In case you didn’t know, my current efforts to get published are by no means the first. I once managed to secure the services of an agent for a now long-forgotten young adult book. $120 and a year later, if I recall correctly, I told her thanks for her efforts, whatever those might be, and we parted ways.
Then there has been the recent publication of my book, The Holy Fool. I have nothing but thanks to them for giving me a chance to get published, and even if I’m not the biggest bestseller, at least I got farther than I have before.
During my recent research into self-publishing and related systems, I came across the radar of a company that provides services to self-publishing authors. I will not name this company here. Suffice it to say that through my research and investigation of the company, I was convinced that they were a legitimate company that truly believed that they could provide resources that that could turn me into a better-known author that could make a living at writing.
It was because of that I found myself on the phone last Friday evening with a representative of this company to discuss the plans I had for a possible series based on a project I have already written.
The discussion was quite amicable, informative, and to the point. During our conversation, it was clear that he had researched my book and its success as far as being widely known was, to be honest, extremely modest. I established that I knew little of book cover design and also little of search engine optimization and keyword usage. He gave me a couple pieces of advice and some complimentary research materials.

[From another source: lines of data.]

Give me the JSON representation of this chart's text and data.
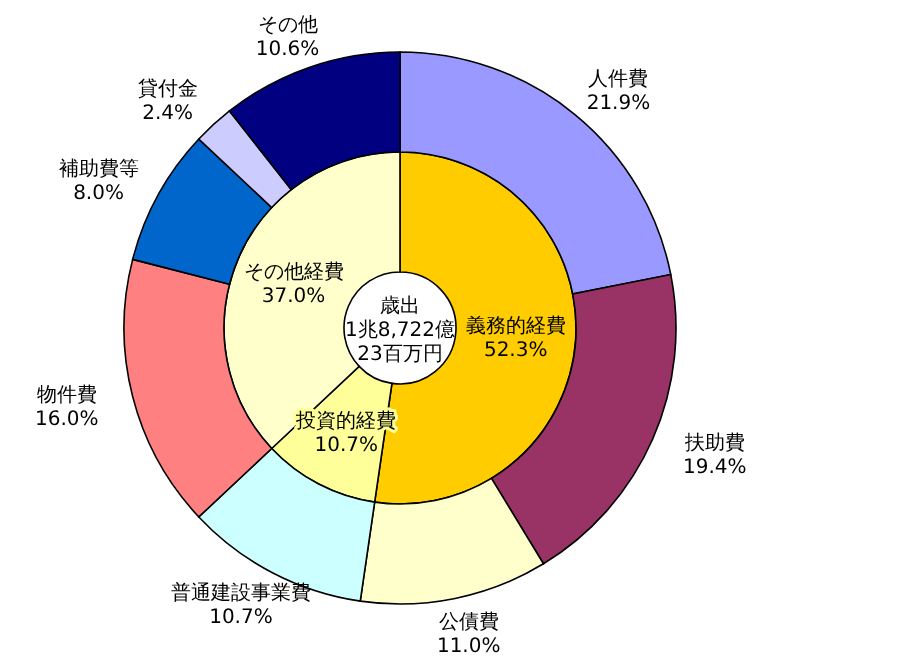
{
  "chart_data": [
    {
      "type": "donut",
      "title": "歳出",
      "annotations": [
        "1兆8,722億",
        "23百万円"
      ],
      "categories": [
        "義務的経費",
        "投資的経費",
        "その他経費"
      ],
      "values": [
        52.3,
        10.7,
        37.0
      ],
      "value_labels": [
        "52.3%",
        "10.7%",
        "37.0%"
      ],
      "colors": [
        "#ffcc00",
        "#ffff99",
        "#ffffcc"
      ]
    },
    {
      "type": "donut",
      "categories": [
        "人件費",
        "扶助費",
        "公債費",
        "普通建設事業費",
        "物件費",
        "補助費等",
        "貸付金",
        "その他"
      ],
      "values": [
        21.9,
        19.4,
        11.0,
        10.7,
        16.0,
        8.0,
        2.4,
        10.6
      ],
      "value_labels": [
        "21.9%",
        "19.4%",
        "11.0%",
        "10.7%",
        "16.0%",
        "8.0%",
        "2.4%",
        "10.6%"
      ],
      "colors": [
        "#9999ff",
        "#993366",
        "#ffffcc",
        "#ccffff",
        "#ff8080",
        "#0066cc",
        "#ccccff",
        "#000080"
      ]
    }
  ]
}
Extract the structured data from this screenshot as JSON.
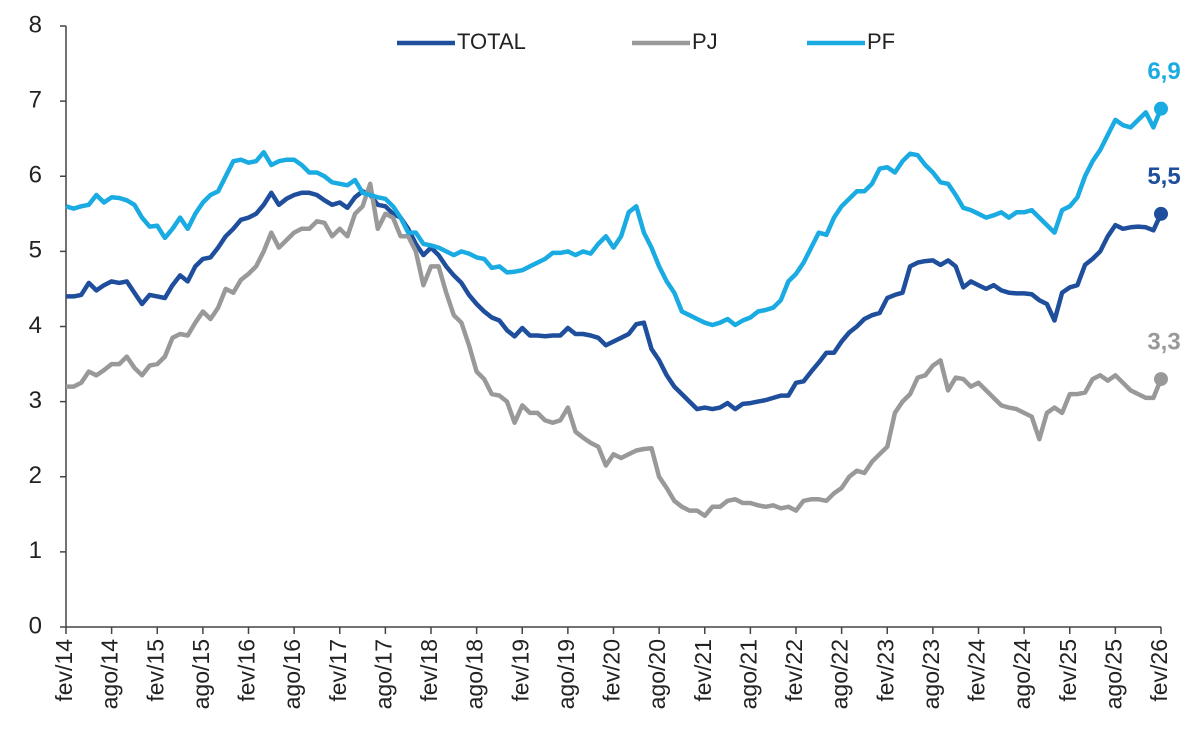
{
  "chart_data": {
    "type": "line",
    "categories": [
      "fev/14",
      null,
      null,
      null,
      null,
      null,
      "ago/14",
      null,
      null,
      null,
      null,
      null,
      "fev/15",
      null,
      null,
      null,
      null,
      null,
      "ago/15",
      null,
      null,
      null,
      null,
      null,
      "fev/16",
      null,
      null,
      null,
      null,
      null,
      "ago/16",
      null,
      null,
      null,
      null,
      null,
      "fev/17",
      null,
      null,
      null,
      null,
      null,
      "ago/17",
      null,
      null,
      null,
      null,
      null,
      "fev/18",
      null,
      null,
      null,
      null,
      null,
      "ago/18",
      null,
      null,
      null,
      null,
      null,
      "fev/19",
      null,
      null,
      null,
      null,
      null,
      "ago/19",
      null,
      null,
      null,
      null,
      null,
      "fev/20",
      null,
      null,
      null,
      null,
      null,
      "ago/20",
      null,
      null,
      null,
      null,
      null,
      "fev/21",
      null,
      null,
      null,
      null,
      null,
      "ago/21",
      null,
      null,
      null,
      null,
      null,
      "fev/22",
      null,
      null,
      null,
      null,
      null,
      "ago/22",
      null,
      null,
      null,
      null,
      null,
      "fev/23",
      null,
      null,
      null,
      null,
      null,
      "ago/23",
      null,
      null,
      null,
      null,
      null,
      "fev/24",
      null,
      null,
      null,
      null,
      null,
      "ago/24",
      null,
      null,
      null,
      null,
      null,
      "fev/25",
      null,
      null,
      null,
      null,
      null,
      "ago/25",
      null,
      null,
      null,
      null,
      null,
      "fev/26"
    ],
    "series": [
      {
        "name": "TOTAL",
        "color": "#1f4e9c",
        "values": [
          4.4,
          4.4,
          4.42,
          4.58,
          4.48,
          4.55,
          4.6,
          4.58,
          4.6,
          4.45,
          4.3,
          4.42,
          4.4,
          4.38,
          4.55,
          4.68,
          4.6,
          4.8,
          4.9,
          4.92,
          5.05,
          5.2,
          5.3,
          5.42,
          5.45,
          5.5,
          5.62,
          5.78,
          5.62,
          5.7,
          5.75,
          5.78,
          5.78,
          5.75,
          5.68,
          5.62,
          5.65,
          5.58,
          5.72,
          5.8,
          5.75,
          5.62,
          5.6,
          5.5,
          5.45,
          5.3,
          5.1,
          4.95,
          5.05,
          4.95,
          4.8,
          4.68,
          4.58,
          4.42,
          4.3,
          4.2,
          4.12,
          4.08,
          3.95,
          3.87,
          3.98,
          3.88,
          3.88,
          3.87,
          3.88,
          3.88,
          3.98,
          3.9,
          3.9,
          3.88,
          3.85,
          3.75,
          3.8,
          3.85,
          3.9,
          4.03,
          4.05,
          3.7,
          3.55,
          3.35,
          3.2,
          3.1,
          3.0,
          2.9,
          2.92,
          2.9,
          2.92,
          2.98,
          2.9,
          2.97,
          2.98,
          3.0,
          3.02,
          3.05,
          3.08,
          3.08,
          3.25,
          3.27,
          3.4,
          3.52,
          3.65,
          3.65,
          3.8,
          3.92,
          4.0,
          4.1,
          4.15,
          4.18,
          4.38,
          4.42,
          4.45,
          4.8,
          4.85,
          4.87,
          4.88,
          4.82,
          4.88,
          4.8,
          4.52,
          4.6,
          4.55,
          4.5,
          4.55,
          4.48,
          4.45,
          4.44,
          4.44,
          4.43,
          4.35,
          4.3,
          4.08,
          4.45,
          4.52,
          4.55,
          4.82,
          4.9,
          5.0,
          5.2,
          5.35,
          5.3,
          5.32,
          5.33,
          5.32,
          5.28,
          5.5
        ],
        "value_labels": [
          null,
          null,
          null,
          null,
          null,
          null,
          null,
          null,
          null,
          null,
          null,
          null,
          null,
          null,
          null,
          null,
          null,
          null,
          null,
          null,
          null,
          null,
          null,
          null,
          null,
          null,
          null,
          null,
          null,
          null,
          null,
          null,
          null,
          null,
          null,
          null,
          null,
          null,
          null,
          null,
          null,
          null,
          null,
          null,
          null,
          null,
          null,
          null,
          null,
          null,
          null,
          null,
          null,
          null,
          null,
          null,
          null,
          null,
          null,
          null,
          null,
          null,
          null,
          null,
          null,
          null,
          null,
          null,
          null,
          null,
          null,
          null,
          null,
          null,
          null,
          null,
          null,
          null,
          null,
          null,
          null,
          null,
          null,
          null,
          null,
          null,
          null,
          null,
          null,
          null,
          null,
          null,
          null,
          null,
          null,
          null,
          null,
          null,
          null,
          null,
          null,
          null,
          null,
          null,
          null,
          null,
          null,
          null,
          null,
          null,
          null,
          null,
          null,
          null,
          null,
          null,
          null,
          null,
          null,
          null,
          null,
          null,
          null,
          null,
          null,
          null,
          null,
          null,
          null,
          null,
          null,
          null,
          null,
          null,
          null,
          null,
          null,
          null,
          null,
          null,
          null,
          null,
          null,
          null,
          "5,5"
        ]
      },
      {
        "name": "PJ",
        "color": "#999999",
        "values": [
          3.2,
          3.2,
          3.25,
          3.4,
          3.35,
          3.42,
          3.5,
          3.5,
          3.6,
          3.45,
          3.35,
          3.48,
          3.5,
          3.6,
          3.85,
          3.9,
          3.88,
          4.05,
          4.2,
          4.1,
          4.25,
          4.5,
          4.45,
          4.62,
          4.7,
          4.8,
          5.0,
          5.25,
          5.05,
          5.15,
          5.25,
          5.3,
          5.3,
          5.4,
          5.38,
          5.2,
          5.3,
          5.2,
          5.5,
          5.6,
          5.9,
          5.3,
          5.5,
          5.45,
          5.2,
          5.2,
          5.0,
          4.55,
          4.8,
          4.8,
          4.45,
          4.15,
          4.05,
          3.75,
          3.4,
          3.3,
          3.1,
          3.08,
          3.0,
          2.72,
          2.95,
          2.85,
          2.85,
          2.75,
          2.72,
          2.75,
          2.92,
          2.6,
          2.52,
          2.45,
          2.4,
          2.15,
          2.3,
          2.25,
          2.3,
          2.35,
          2.37,
          2.38,
          2.0,
          1.85,
          1.68,
          1.6,
          1.55,
          1.55,
          1.48,
          1.6,
          1.6,
          1.68,
          1.7,
          1.65,
          1.65,
          1.62,
          1.6,
          1.62,
          1.58,
          1.6,
          1.55,
          1.68,
          1.7,
          1.7,
          1.68,
          1.78,
          1.85,
          2.0,
          2.08,
          2.05,
          2.2,
          2.3,
          2.4,
          2.85,
          3.0,
          3.1,
          3.32,
          3.35,
          3.48,
          3.55,
          3.15,
          3.32,
          3.3,
          3.2,
          3.25,
          3.15,
          3.05,
          2.95,
          2.92,
          2.9,
          2.85,
          2.8,
          2.5,
          2.85,
          2.92,
          2.85,
          3.1,
          3.1,
          3.12,
          3.3,
          3.35,
          3.28,
          3.35,
          3.25,
          3.15,
          3.1,
          3.05,
          3.05,
          3.3
        ],
        "value_labels": [
          null,
          null,
          null,
          null,
          null,
          null,
          null,
          null,
          null,
          null,
          null,
          null,
          null,
          null,
          null,
          null,
          null,
          null,
          null,
          null,
          null,
          null,
          null,
          null,
          null,
          null,
          null,
          null,
          null,
          null,
          null,
          null,
          null,
          null,
          null,
          null,
          null,
          null,
          null,
          null,
          null,
          null,
          null,
          null,
          null,
          null,
          null,
          null,
          null,
          null,
          null,
          null,
          null,
          null,
          null,
          null,
          null,
          null,
          null,
          null,
          null,
          null,
          null,
          null,
          null,
          null,
          null,
          null,
          null,
          null,
          null,
          null,
          null,
          null,
          null,
          null,
          null,
          null,
          null,
          null,
          null,
          null,
          null,
          null,
          null,
          null,
          null,
          null,
          null,
          null,
          null,
          null,
          null,
          null,
          null,
          null,
          null,
          null,
          null,
          null,
          null,
          null,
          null,
          null,
          null,
          null,
          null,
          null,
          null,
          null,
          null,
          null,
          null,
          null,
          null,
          null,
          null,
          null,
          null,
          null,
          null,
          null,
          null,
          null,
          null,
          null,
          null,
          null,
          null,
          null,
          null,
          null,
          null,
          null,
          null,
          null,
          null,
          null,
          null,
          null,
          null,
          null,
          null,
          null,
          "3,3"
        ]
      },
      {
        "name": "PF",
        "color": "#1aabe2",
        "values": [
          5.6,
          5.57,
          5.6,
          5.62,
          5.75,
          5.65,
          5.72,
          5.71,
          5.68,
          5.62,
          5.45,
          5.33,
          5.34,
          5.18,
          5.3,
          5.45,
          5.3,
          5.5,
          5.65,
          5.75,
          5.8,
          6.0,
          6.2,
          6.22,
          6.18,
          6.2,
          6.32,
          6.15,
          6.2,
          6.22,
          6.22,
          6.15,
          6.05,
          6.05,
          6.0,
          5.92,
          5.9,
          5.88,
          5.95,
          5.78,
          5.75,
          5.72,
          5.7,
          5.6,
          5.45,
          5.25,
          5.25,
          5.1,
          5.08,
          5.05,
          5.0,
          4.95,
          5.0,
          4.97,
          4.92,
          4.9,
          4.78,
          4.8,
          4.72,
          4.73,
          4.75,
          4.8,
          4.85,
          4.9,
          4.98,
          4.98,
          5.0,
          4.95,
          5.0,
          4.97,
          5.1,
          5.2,
          5.05,
          5.2,
          5.52,
          5.6,
          5.25,
          5.05,
          4.8,
          4.6,
          4.45,
          4.2,
          4.15,
          4.1,
          4.05,
          4.02,
          4.05,
          4.1,
          4.02,
          4.08,
          4.12,
          4.2,
          4.22,
          4.25,
          4.35,
          4.6,
          4.7,
          4.85,
          5.05,
          5.25,
          5.22,
          5.45,
          5.6,
          5.7,
          5.8,
          5.8,
          5.9,
          6.1,
          6.12,
          6.05,
          6.2,
          6.3,
          6.28,
          6.15,
          6.05,
          5.92,
          5.9,
          5.75,
          5.58,
          5.55,
          5.5,
          5.45,
          5.48,
          5.52,
          5.45,
          5.52,
          5.52,
          5.55,
          5.45,
          5.35,
          5.25,
          5.55,
          5.6,
          5.72,
          6.0,
          6.2,
          6.35,
          6.55,
          6.75,
          6.68,
          6.65,
          6.75,
          6.85,
          6.65,
          6.9
        ],
        "value_labels": [
          null,
          null,
          null,
          null,
          null,
          null,
          null,
          null,
          null,
          null,
          null,
          null,
          null,
          null,
          null,
          null,
          null,
          null,
          null,
          null,
          null,
          null,
          null,
          null,
          null,
          null,
          null,
          null,
          null,
          null,
          null,
          null,
          null,
          null,
          null,
          null,
          null,
          null,
          null,
          null,
          null,
          null,
          null,
          null,
          null,
          null,
          null,
          null,
          null,
          null,
          null,
          null,
          null,
          null,
          null,
          null,
          null,
          null,
          null,
          null,
          null,
          null,
          null,
          null,
          null,
          null,
          null,
          null,
          null,
          null,
          null,
          null,
          null,
          null,
          null,
          null,
          null,
          null,
          null,
          null,
          null,
          null,
          null,
          null,
          null,
          null,
          null,
          null,
          null,
          null,
          null,
          null,
          null,
          null,
          null,
          null,
          null,
          null,
          null,
          null,
          null,
          null,
          null,
          null,
          null,
          null,
          null,
          null,
          null,
          null,
          null,
          null,
          null,
          null,
          null,
          null,
          null,
          null,
          null,
          null,
          null,
          null,
          null,
          null,
          null,
          null,
          null,
          null,
          null,
          null,
          null,
          null,
          null,
          null,
          null,
          null,
          null,
          null,
          null,
          null,
          null,
          null,
          null,
          null,
          "6,9"
        ]
      }
    ],
    "ylim": [
      0,
      8
    ],
    "yticks": [
      0,
      1,
      2,
      3,
      4,
      5,
      6,
      7,
      8
    ],
    "grid": false,
    "legend": "top"
  }
}
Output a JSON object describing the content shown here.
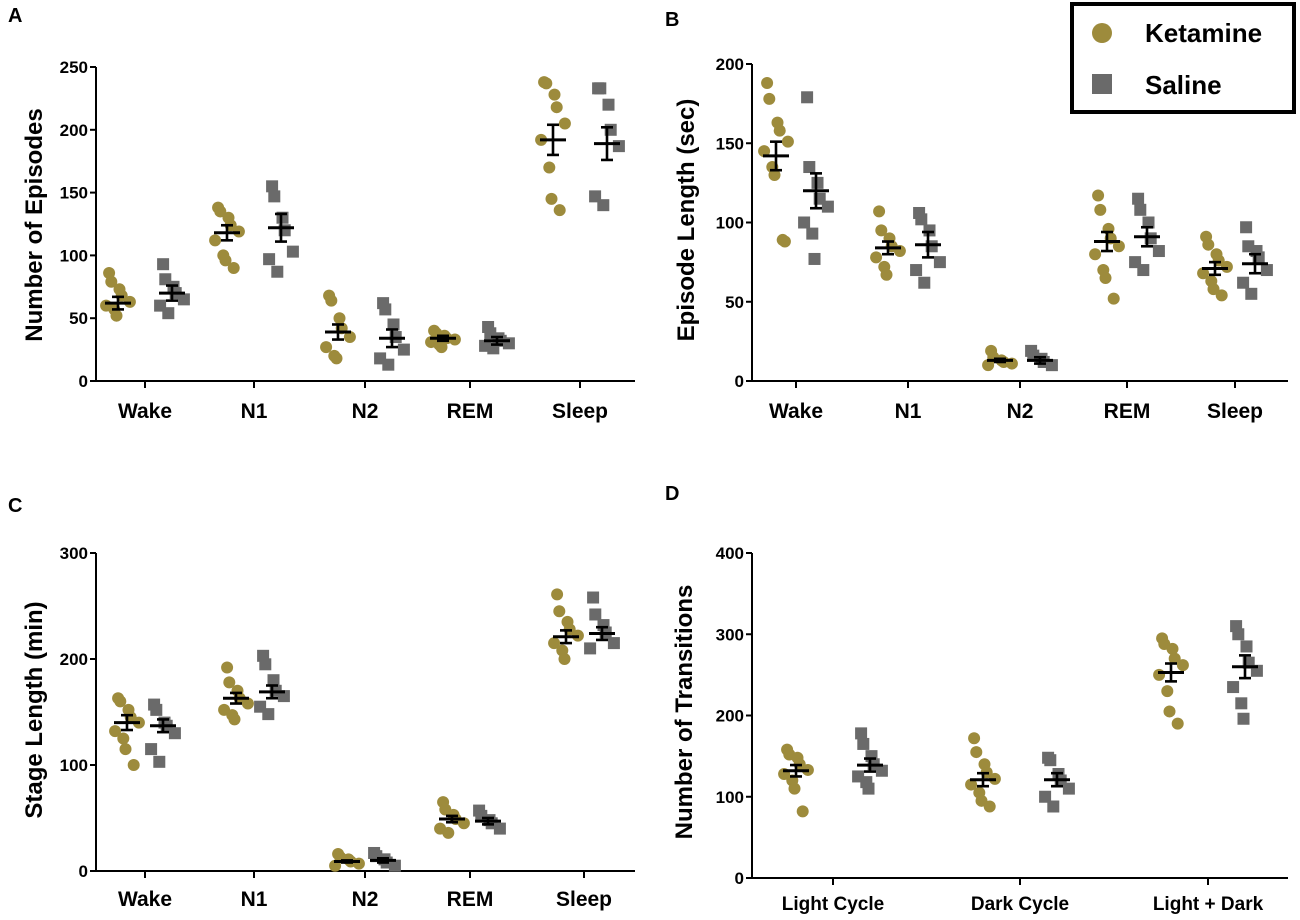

Eventually, it came down to cost. It always does underneath these circumstances, when a company approaches a person rather than the other way around. In this case, $6,000 for full services, or perhaps three payments of $2,400 every three months. After a few pleasantries and sincere thanks, we ended the call.
What sort of price do you put on a dream? How do you justify spending that amount of money on something when, until very recently, being able to scrape together just $1,000 on short notice without resorting to a loan was not a guarantee.
“There’s got to be a less expensive way to do all that,” was the thought of my wife Laura after the meeting. I’ve stayed married for 25-plus years because I tend more often than not to listen to my wife.
And that wasn’t even the biggest amount I would have paid to a publishing company. Another company that will not be named seriously quoted me a number of $20,000 for a full service package. Again, however, how do I justify investing that much into my art when I have a life and family to maintain?
That’s not even touching on how this conversation made me think about the difference between writing as a business and writing for writing’s sake. If my experience with fan fiction has taught me anything, it’s that I can find artistic validation and satisfaction totally absent a profit motive. (That question might be worth its own entry.)
So, anyway, I’m back to where I was, investigating future possibilities. Might my path be perfect and lead to fortune and fame? It might not. However, it will likely be something that I can manage to afford, and I am hoping it will be totally mine.